Surprisingly, though, compulsory licensing was discussed, and at least one panelist positioned compulsory licenses as a way of providing compensation in light of the fact that copyright owners no longer can control their works. There are two basic elements to the compulsory license issue. On one hand, a compulsory license would force media companies to license their works at an established, set rate. (For example, royalties for cover songs are paid according to a rate set in a compulsory license.) Additionally, it would eliminate the often licensing negotiations, many of which can be ridiculous and random. (The music industry, in particular, suffers this problem when it comes to digital sampling.)
On the other hand, U.S. Register of Copyrights Marybeth Peters is on record as opposing compulsory licenses because it hurts “creators.” As we mentioned last week, though, one must be careful with the label “creators”: are we talking about individuals, or multinational corporations that own and control the copyright monopoly? We’re unsure what Peters means when she refers to “creators.”

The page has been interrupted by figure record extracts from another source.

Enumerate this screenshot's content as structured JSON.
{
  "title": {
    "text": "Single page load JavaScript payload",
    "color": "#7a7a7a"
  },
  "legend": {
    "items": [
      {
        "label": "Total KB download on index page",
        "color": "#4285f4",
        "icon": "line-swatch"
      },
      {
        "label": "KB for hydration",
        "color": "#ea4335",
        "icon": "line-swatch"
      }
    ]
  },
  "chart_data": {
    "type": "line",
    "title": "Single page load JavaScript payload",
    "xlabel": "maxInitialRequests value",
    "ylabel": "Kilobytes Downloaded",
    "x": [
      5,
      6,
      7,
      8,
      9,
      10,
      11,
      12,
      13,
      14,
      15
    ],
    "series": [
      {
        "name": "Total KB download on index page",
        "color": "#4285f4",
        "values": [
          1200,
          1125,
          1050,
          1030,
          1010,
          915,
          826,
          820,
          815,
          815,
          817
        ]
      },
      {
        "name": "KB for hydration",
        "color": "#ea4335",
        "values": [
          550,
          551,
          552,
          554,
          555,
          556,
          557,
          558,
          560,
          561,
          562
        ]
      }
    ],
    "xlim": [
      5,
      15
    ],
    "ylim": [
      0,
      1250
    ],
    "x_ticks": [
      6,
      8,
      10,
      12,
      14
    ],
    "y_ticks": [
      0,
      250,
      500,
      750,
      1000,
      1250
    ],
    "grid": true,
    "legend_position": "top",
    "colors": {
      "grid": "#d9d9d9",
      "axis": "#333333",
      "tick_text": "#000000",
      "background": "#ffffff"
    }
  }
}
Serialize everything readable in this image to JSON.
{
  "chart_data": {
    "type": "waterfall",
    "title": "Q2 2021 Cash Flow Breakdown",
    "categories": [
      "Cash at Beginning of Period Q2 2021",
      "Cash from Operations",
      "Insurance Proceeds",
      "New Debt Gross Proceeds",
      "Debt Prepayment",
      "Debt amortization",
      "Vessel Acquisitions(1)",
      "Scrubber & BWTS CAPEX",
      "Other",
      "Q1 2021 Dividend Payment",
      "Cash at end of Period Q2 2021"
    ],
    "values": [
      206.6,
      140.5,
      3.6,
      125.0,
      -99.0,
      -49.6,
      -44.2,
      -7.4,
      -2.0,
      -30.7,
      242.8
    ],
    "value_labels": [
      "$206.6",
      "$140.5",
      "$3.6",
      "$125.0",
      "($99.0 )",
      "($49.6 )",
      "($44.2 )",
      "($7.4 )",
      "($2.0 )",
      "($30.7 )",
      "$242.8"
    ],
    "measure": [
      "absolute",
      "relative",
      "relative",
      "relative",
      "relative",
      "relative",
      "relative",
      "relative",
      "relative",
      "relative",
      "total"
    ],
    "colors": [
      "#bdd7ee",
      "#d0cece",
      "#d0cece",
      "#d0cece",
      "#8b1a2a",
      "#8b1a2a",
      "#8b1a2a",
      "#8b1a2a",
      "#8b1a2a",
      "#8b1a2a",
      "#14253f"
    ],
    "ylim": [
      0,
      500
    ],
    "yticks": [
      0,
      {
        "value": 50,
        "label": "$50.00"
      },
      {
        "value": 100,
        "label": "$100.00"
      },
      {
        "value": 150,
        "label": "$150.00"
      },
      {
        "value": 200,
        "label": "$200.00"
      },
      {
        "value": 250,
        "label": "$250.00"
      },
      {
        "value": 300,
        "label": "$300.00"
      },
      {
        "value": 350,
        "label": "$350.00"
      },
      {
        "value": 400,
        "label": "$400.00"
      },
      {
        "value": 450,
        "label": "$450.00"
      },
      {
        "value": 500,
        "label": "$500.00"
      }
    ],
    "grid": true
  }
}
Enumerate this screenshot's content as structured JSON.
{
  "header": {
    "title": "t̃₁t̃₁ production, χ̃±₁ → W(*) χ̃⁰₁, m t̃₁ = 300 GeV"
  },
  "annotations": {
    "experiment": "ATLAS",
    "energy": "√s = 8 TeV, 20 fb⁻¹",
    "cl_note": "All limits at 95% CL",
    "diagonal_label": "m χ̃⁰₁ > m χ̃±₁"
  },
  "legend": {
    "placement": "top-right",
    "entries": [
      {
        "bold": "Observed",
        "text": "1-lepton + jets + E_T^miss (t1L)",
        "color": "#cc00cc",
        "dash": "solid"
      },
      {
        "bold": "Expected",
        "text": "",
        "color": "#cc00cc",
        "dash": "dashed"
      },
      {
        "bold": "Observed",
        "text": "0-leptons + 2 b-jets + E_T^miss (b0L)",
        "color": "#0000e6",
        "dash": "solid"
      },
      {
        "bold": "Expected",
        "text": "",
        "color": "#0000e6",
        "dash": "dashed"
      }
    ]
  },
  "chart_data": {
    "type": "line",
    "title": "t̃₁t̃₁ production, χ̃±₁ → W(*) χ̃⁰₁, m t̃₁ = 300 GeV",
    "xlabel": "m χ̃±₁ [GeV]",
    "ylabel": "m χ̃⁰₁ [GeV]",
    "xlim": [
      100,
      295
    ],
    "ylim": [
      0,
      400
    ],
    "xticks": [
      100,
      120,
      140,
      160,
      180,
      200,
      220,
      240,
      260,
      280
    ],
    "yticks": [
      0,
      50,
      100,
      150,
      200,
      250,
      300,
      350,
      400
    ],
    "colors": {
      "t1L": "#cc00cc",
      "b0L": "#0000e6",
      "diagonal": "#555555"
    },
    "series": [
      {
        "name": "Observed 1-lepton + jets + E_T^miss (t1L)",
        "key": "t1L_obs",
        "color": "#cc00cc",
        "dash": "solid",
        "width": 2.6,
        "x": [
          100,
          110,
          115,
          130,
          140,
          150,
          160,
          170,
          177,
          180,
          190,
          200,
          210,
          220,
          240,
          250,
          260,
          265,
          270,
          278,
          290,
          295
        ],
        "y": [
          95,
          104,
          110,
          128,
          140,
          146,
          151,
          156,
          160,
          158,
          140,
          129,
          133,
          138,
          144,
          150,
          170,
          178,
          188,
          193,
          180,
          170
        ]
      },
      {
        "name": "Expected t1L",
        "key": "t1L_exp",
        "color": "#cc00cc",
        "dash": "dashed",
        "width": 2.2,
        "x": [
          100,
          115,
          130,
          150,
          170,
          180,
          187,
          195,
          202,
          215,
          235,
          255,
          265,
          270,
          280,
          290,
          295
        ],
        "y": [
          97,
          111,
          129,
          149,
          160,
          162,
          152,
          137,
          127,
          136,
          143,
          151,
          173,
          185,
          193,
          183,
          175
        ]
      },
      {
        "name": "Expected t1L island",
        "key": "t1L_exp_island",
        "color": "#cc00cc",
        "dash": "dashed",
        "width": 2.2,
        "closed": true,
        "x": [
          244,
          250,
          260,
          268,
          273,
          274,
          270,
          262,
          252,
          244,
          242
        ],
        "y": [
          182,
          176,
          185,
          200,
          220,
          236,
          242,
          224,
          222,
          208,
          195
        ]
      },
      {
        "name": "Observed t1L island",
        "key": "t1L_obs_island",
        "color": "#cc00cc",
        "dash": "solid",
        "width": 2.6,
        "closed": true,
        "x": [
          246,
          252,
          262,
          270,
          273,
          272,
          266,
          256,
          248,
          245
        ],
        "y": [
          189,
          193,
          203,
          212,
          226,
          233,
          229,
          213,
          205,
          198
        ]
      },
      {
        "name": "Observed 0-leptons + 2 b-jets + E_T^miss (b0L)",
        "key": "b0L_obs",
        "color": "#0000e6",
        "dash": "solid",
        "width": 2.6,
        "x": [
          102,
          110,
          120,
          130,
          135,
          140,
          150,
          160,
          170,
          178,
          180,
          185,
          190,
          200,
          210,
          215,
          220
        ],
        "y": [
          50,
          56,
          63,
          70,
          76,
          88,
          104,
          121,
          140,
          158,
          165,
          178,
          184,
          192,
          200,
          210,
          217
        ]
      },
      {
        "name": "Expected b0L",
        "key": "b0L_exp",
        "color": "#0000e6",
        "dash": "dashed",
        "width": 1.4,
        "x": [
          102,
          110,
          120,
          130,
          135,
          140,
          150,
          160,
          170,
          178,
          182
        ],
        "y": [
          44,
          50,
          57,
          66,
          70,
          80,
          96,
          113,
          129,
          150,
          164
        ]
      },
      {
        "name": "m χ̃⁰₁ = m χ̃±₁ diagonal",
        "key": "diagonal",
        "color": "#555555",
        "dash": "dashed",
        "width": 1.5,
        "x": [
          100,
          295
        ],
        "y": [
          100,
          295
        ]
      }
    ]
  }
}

Nevertheless, this is the first time we recall hearing someone — anyone — talk seriously about compulsory licensing as an option worth investigating. Also, it is the one of the first times we can recall any person who deals with copyright for a living bluntly proclaim that control of protected works no longer is possible or realistic.
(Editor’s Note: Copycense editors originally commented on this article in the Jan. 29, 2008, edition of Copycense Clippings, where it was an Article of the Week selection.)